Not quite a love story, no real political agenda

I was a bit disappointed with both the (lacking) political message and the supposed love story between Demetrius and Mina in Mississippi Masala. The chemistry between Mina and Demetrius was not very convincing, and it would have been nice if there were more development in that arena. I assume that Nair was going for the "love conquers all theme", especially when it comes to forbidden love, however I felt that the "forbidden love" part was as well not as convincing. The only part that I found interesting was the contrast between the love scene of Mina and Demetrius and that of the newly wed couple (Mina's relatives).

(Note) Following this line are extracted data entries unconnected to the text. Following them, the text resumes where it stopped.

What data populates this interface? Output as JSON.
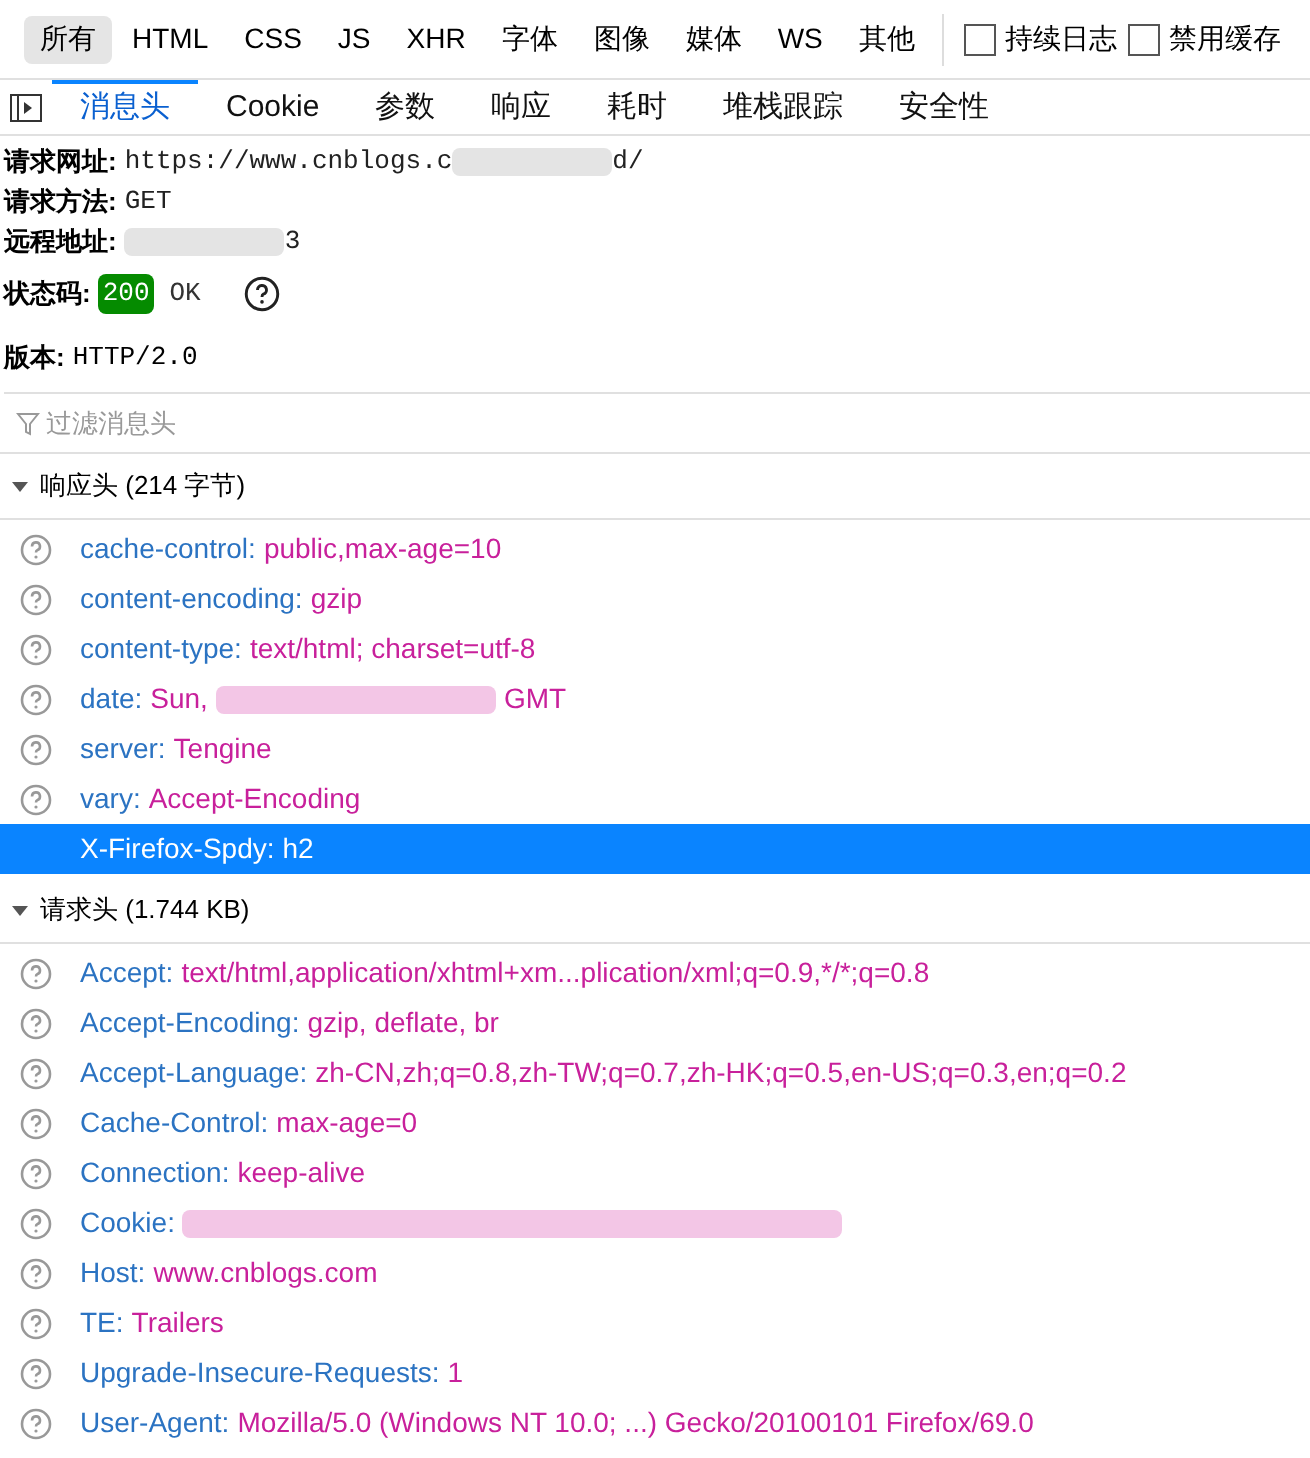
{
  "type_filters": [
    {
      "label": "所有",
      "selected": true
    },
    {
      "label": "HTML",
      "selected": false
    },
    {
      "label": "CSS",
      "selected": false
    },
    {
      "label": "JS",
      "selected": false
    },
    {
      "label": "XHR",
      "selected": false
    },
    {
      "label": "字体",
      "selected": false
    },
    {
      "label": "图像",
      "selected": false
    },
    {
      "label": "媒体",
      "selected": false
    },
    {
      "label": "WS",
      "selected": false
    },
    {
      "label": "其他",
      "selected": false
    }
  ],
  "options": [
    {
      "label": "持续日志",
      "checked": false
    },
    {
      "label": "禁用缓存",
      "checked": false
    }
  ],
  "tabs": [
    {
      "label": "消息头",
      "selected": true
    },
    {
      "label": "Cookie",
      "selected": false
    },
    {
      "label": "参数",
      "selected": false
    },
    {
      "label": "响应",
      "selected": false
    },
    {
      "label": "耗时",
      "selected": false
    },
    {
      "label": "堆栈跟踪",
      "selected": false
    },
    {
      "label": "安全性",
      "selected": false
    }
  ],
  "summary": [
    {
      "label": "请求网址:",
      "parts": [
        {
          "kind": "text",
          "text": "https://www.cnblogs.c"
        },
        {
          "kind": "redacted"
        },
        {
          "kind": "text",
          "text": "d/"
        }
      ]
    },
    {
      "label": "请求方法:",
      "parts": [
        {
          "kind": "text",
          "text": "GET"
        }
      ]
    },
    {
      "label": "远程地址:",
      "parts": [
        {
          "kind": "redacted"
        },
        {
          "kind": "text",
          "text": "3"
        }
      ]
    }
  ],
  "status": {
    "label": "状态码:",
    "code": "200",
    "text": "OK"
  },
  "version": {
    "label": "版本:",
    "value": "HTTP/2.0"
  },
  "filter": {
    "placeholder": "过滤消息头"
  },
  "sections": [
    {
      "title": "响应头 (214 字节)",
      "expanded": true,
      "headers": [
        {
          "name": "cache-control:",
          "selected": false,
          "parts": [
            {
              "kind": "text",
              "text": "public,max-age=10"
            }
          ]
        },
        {
          "name": "content-encoding:",
          "selected": false,
          "parts": [
            {
              "kind": "text",
              "text": "gzip"
            }
          ]
        },
        {
          "name": "content-type:",
          "selected": false,
          "parts": [
            {
              "kind": "text",
              "text": "text/html; charset=utf-8"
            }
          ]
        },
        {
          "name": "date:",
          "selected": false,
          "parts": [
            {
              "kind": "text",
              "text": "Sun,"
            },
            {
              "kind": "redacted"
            },
            {
              "kind": "text",
              "text": "GMT"
            }
          ]
        },
        {
          "name": "server:",
          "selected": false,
          "parts": [
            {
              "kind": "text",
              "text": "Tengine"
            }
          ]
        },
        {
          "name": "vary:",
          "selected": false,
          "parts": [
            {
              "kind": "text",
              "text": "Accept-Encoding"
            }
          ]
        },
        {
          "name": "X-Firefox-Spdy:",
          "selected": true,
          "parts": [
            {
              "kind": "text",
              "text": "h2"
            }
          ]
        }
      ]
    },
    {
      "title": "请求头 (1.744 KB)",
      "expanded": true,
      "headers": [
        {
          "name": "Accept:",
          "selected": false,
          "parts": [
            {
              "kind": "text",
              "text": "text/html,application/xhtml+xm...plication/xml;q=0.9,*/*;q=0.8"
            }
          ]
        },
        {
          "name": "Accept-Encoding:",
          "selected": false,
          "parts": [
            {
              "kind": "text",
              "text": "gzip, deflate, br"
            }
          ]
        },
        {
          "name": "Accept-Language:",
          "selected": false,
          "parts": [
            {
              "kind": "text",
              "text": "zh-CN,zh;q=0.8,zh-TW;q=0.7,zh-HK;q=0.5,en-US;q=0.3,en;q=0.2"
            }
          ]
        },
        {
          "name": "Cache-Control:",
          "selected": false,
          "parts": [
            {
              "kind": "text",
              "text": "max-age=0"
            }
          ]
        },
        {
          "name": "Connection:",
          "selected": false,
          "parts": [
            {
              "kind": "text",
              "text": "keep-alive"
            }
          ]
        },
        {
          "name": "Cookie:",
          "selected": false,
          "parts": [
            {
              "kind": "redacted"
            }
          ]
        },
        {
          "name": "Host:",
          "selected": false,
          "parts": [
            {
              "kind": "text",
              "text": "www.cnblogs.com"
            }
          ]
        },
        {
          "name": "TE:",
          "selected": false,
          "parts": [
            {
              "kind": "text",
              "text": "Trailers"
            }
          ]
        },
        {
          "name": "Upgrade-Insecure-Requests:",
          "selected": false,
          "parts": [
            {
              "kind": "text",
              "text": "1"
            }
          ]
        },
        {
          "name": "User-Agent:",
          "selected": false,
          "parts": [
            {
              "kind": "text",
              "text": "Mozilla/5.0 (Windows NT 10.0; ...) Gecko/20100101 Firefox/69.0"
            }
          ]
        }
      ]
    }
  ]
}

As for the political issues between Indian and African-Americans of the south, I felt they weren't portrayed strongly enough to warrant the opposition that ensued with the interracial relationship. Perhaps it was because I am not as familiar with South Asian-American stereotypes in the U.S. that it made me harder to pick up the more subtle details that could have been more apparent to someone who is. The reading in Feng's Screening Asian Americans did clarify a lot of the issues that I had overlooked when watching the movie. Using a motel as the setting for which the nuclear Indian family found a means for survival was peculiar yet seemed more appropriate to me after the reading. I was also not surprised to see the importance that immigrants place on family, which was the case for Mina and her parents.

I found Mina, Kinnu and Jay's struggles in the U.S. very interesting because unlike their relatives in Mississippi, they were born and raised in Uganda, and had no real reason to relate to Indian tradition and culture. Yet they seemed to uphold these views more after they moved to the U.S. During the chaos that ensued after Mina and Demetrius's relationship became public, it was apparent how much family matters both in the Indian and African-American communities.